Neuenrade - Einiges galt es in der sogenannten Weihnachtsratssitzung abzuarbeiten, bevor Ratsherren und beteiligte Verwaltungsmitarbeiter in den Kaisergarten marschierten und dort traditionell essen gingen.

So segneten fast alle Ratsmitglieder die Stellungnahme der Verwaltung zum Regionalplan Arnsberg, Teilplan Energie ab und brachten die Bewerbung um EU-Fördergelder zum Leader-Projekt auf die Reise.

Ein einziger Ratsherr, Detlev Stägert (FWG), stimmte gegen die Stellungnahmen der Verwaltung zum Regionalplan Energie. Er halte nichts davon, dass das Windkraftanlagenproblem von Affeln zum Kohlberg verlagert werde.

Doch auch mit über- und außerplanmäßigen Ausgaben musste sich der Rat am Mittwoch befassen. Kämmerer Gerd Schumacher verkündete die Zahlen. So gibt es Überschreitungen des Ansatzes im Verwaltungsbereich von knapp 235.000 Euro und im investiven Bereich von 177.000 Euro.

Peter Müller.

Immerhin konnte er verkünden, dass sich die Situation bei der Gewerbesteuer entgegen Befürchtungen, dass man viel weniger einnehmen werde als geplant, dank eines Einzelfalles massiv verbessert habe. Der Ansatz von 7,75 Millionen Euro werde erreicht, vielleicht überschritten.

Josef Brockhagen

Durchaus sentimental wurde es als es um die Verleihung des Ehrenrings der Stadt Neuenrade ging. Je einen goldenen Ring mit eingeprägtem Wappen erhielten für ihre Verdienste der CDU-Ratsherr Josef Brockhagen und der ehemalige SPD-Ratsherr und SPD-FraktionschefPeter Müller. Es gab starken Applaus.

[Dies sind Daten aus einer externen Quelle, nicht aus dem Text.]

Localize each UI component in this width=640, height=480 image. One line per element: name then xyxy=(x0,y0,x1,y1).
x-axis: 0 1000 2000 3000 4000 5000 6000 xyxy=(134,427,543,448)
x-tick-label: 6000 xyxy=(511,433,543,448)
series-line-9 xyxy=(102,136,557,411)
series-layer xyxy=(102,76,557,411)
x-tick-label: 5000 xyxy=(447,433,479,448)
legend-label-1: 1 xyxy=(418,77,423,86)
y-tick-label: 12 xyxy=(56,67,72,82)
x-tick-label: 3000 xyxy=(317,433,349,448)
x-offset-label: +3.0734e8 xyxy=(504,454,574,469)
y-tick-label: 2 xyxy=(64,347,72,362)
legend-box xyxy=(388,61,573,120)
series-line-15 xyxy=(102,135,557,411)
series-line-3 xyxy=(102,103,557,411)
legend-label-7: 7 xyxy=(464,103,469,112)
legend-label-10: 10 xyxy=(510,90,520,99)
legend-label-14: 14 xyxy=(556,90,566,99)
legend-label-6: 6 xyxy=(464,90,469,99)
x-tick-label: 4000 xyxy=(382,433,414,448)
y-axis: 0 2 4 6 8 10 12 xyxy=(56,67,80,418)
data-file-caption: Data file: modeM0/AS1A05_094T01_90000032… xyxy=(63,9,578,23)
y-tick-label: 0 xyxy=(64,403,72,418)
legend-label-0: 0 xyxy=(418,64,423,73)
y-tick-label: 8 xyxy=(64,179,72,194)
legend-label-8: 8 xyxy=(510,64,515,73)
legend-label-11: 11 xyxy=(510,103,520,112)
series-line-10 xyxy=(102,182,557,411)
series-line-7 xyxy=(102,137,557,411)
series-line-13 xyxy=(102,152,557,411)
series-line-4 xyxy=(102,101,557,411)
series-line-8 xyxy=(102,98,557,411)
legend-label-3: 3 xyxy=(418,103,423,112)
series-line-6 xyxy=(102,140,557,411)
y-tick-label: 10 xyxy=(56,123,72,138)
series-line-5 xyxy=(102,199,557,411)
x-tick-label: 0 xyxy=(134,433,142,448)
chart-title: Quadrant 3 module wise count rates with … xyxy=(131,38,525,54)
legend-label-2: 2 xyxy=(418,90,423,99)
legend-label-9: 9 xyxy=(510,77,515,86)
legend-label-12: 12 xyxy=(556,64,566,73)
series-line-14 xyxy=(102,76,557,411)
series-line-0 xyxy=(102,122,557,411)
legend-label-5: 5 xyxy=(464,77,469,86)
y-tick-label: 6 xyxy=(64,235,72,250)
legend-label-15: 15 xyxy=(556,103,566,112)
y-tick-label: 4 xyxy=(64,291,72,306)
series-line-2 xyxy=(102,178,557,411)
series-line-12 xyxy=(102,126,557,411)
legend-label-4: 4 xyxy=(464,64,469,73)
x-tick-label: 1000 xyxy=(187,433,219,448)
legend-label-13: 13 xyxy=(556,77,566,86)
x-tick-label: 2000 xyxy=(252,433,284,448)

Fast schon demütig machte dabei die lange Liste jahrzehntelangen nicht nur politischen Engagements der beiden gestandenen Herren für die Bürger der Stadt. Müller betonte, dass kritische Auseinandersetzung in den Gremien dazu gehörten, lobte die Bürgernähe in der Stadt. Der noch aktive CDU-Ratsherr Josef Brockhagen warb nachdrücklich für das ehrenamtliche Engagement, das viel Spaß mache und dankte seiner Familie, die ihm stets den Rücken frei gehalten habe.